Inner classes question
Ary Manzana
asterite at gmail.com
Mon Sep 11 05:23:54 PDT 2006
Ivan Senji wrote:
> Steve Horne wrote:
>> On Sun, 10 Sep 2006 13:11:47 +0200, Ivan Senji
>> <ivan.senji_REMOVE_ at _THIS__gmail.com> wrote:
>>
>>> I2 doesn't have a base class, so that wouldn't work.
>>
>> Yeah, I'm confusing myself.
>>
>> The problem, I suspect, is putting 'new' in an initialiser.

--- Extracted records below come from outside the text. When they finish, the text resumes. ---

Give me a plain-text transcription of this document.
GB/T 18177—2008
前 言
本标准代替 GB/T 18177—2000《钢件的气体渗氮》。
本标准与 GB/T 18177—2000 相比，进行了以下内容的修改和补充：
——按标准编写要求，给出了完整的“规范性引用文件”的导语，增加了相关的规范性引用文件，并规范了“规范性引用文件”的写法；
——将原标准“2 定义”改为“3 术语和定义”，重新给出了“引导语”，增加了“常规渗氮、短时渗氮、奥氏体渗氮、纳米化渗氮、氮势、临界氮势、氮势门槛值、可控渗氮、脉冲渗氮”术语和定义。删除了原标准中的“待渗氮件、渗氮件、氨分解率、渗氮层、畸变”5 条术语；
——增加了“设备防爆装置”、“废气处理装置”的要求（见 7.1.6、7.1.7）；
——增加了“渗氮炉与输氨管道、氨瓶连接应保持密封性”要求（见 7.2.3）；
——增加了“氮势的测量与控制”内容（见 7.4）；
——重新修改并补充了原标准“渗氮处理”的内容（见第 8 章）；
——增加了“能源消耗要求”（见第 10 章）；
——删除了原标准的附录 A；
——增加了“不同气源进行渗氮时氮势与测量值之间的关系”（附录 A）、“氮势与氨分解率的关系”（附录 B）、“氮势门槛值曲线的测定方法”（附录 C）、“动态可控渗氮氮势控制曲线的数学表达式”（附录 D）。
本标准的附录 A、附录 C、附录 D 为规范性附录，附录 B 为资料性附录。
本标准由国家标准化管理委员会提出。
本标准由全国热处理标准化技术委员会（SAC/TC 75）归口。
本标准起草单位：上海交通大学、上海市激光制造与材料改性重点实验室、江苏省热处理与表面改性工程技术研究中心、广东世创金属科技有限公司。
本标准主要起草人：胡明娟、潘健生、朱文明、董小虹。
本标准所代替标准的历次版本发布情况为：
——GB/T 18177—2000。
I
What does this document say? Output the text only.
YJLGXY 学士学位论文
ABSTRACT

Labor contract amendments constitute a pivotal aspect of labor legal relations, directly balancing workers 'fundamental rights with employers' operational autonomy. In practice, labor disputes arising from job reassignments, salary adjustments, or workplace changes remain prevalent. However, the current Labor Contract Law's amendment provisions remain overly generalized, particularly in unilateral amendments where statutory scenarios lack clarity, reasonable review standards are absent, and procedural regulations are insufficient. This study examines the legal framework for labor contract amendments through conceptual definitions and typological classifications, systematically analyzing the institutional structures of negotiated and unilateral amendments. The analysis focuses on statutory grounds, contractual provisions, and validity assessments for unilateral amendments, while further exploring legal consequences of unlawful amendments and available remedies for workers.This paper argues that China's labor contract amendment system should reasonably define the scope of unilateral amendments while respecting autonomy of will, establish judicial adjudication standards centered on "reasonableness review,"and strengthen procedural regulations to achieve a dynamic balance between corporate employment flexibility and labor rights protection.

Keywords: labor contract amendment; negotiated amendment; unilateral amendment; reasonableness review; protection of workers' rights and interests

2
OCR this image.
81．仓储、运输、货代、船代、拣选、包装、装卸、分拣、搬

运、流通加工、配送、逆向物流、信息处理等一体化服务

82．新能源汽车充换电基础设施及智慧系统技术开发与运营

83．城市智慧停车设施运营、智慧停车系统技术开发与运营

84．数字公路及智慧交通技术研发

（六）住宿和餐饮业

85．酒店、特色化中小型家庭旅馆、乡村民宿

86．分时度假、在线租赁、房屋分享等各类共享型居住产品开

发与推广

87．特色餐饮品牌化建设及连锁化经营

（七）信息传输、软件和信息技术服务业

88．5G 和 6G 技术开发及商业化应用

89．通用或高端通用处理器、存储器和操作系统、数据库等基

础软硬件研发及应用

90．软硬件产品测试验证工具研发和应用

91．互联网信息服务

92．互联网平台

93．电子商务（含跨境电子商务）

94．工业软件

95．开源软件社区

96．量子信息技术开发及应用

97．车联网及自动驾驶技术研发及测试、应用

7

If it was
>> in a (dynamic) method,
>
> Sorry (a bug in my example, but it doesn't change anything)
>
> class O
> {
> class I1
> {
> }
> class I2
> {
> this()
> {
> I1 a = new I1; //line 10 -> same error
> }
> }
> }
>
>> the standard route to the outer-class instance
>> would apply so it should just work, unless I'm missing something.
>
> That is what I would expect too but it doesn't happen (so we are both
> missing something)
>
>
In Java it's done this way:
class O
{
class I1
{
}
class I2
{
this()
{
I1 a = O.this.new I1;
}
}
}
"O.this" says "Give me the reference of O that contains me" and from
that point you say "new I1", that belongs to O. The syntax is a bit (a
lot?) strange, though...
However, if there is no ambiguity in "new I1", then writing "O.this" is
not necessary. So the example you sent works perfectly in Java, and I
think it should work the same way in D.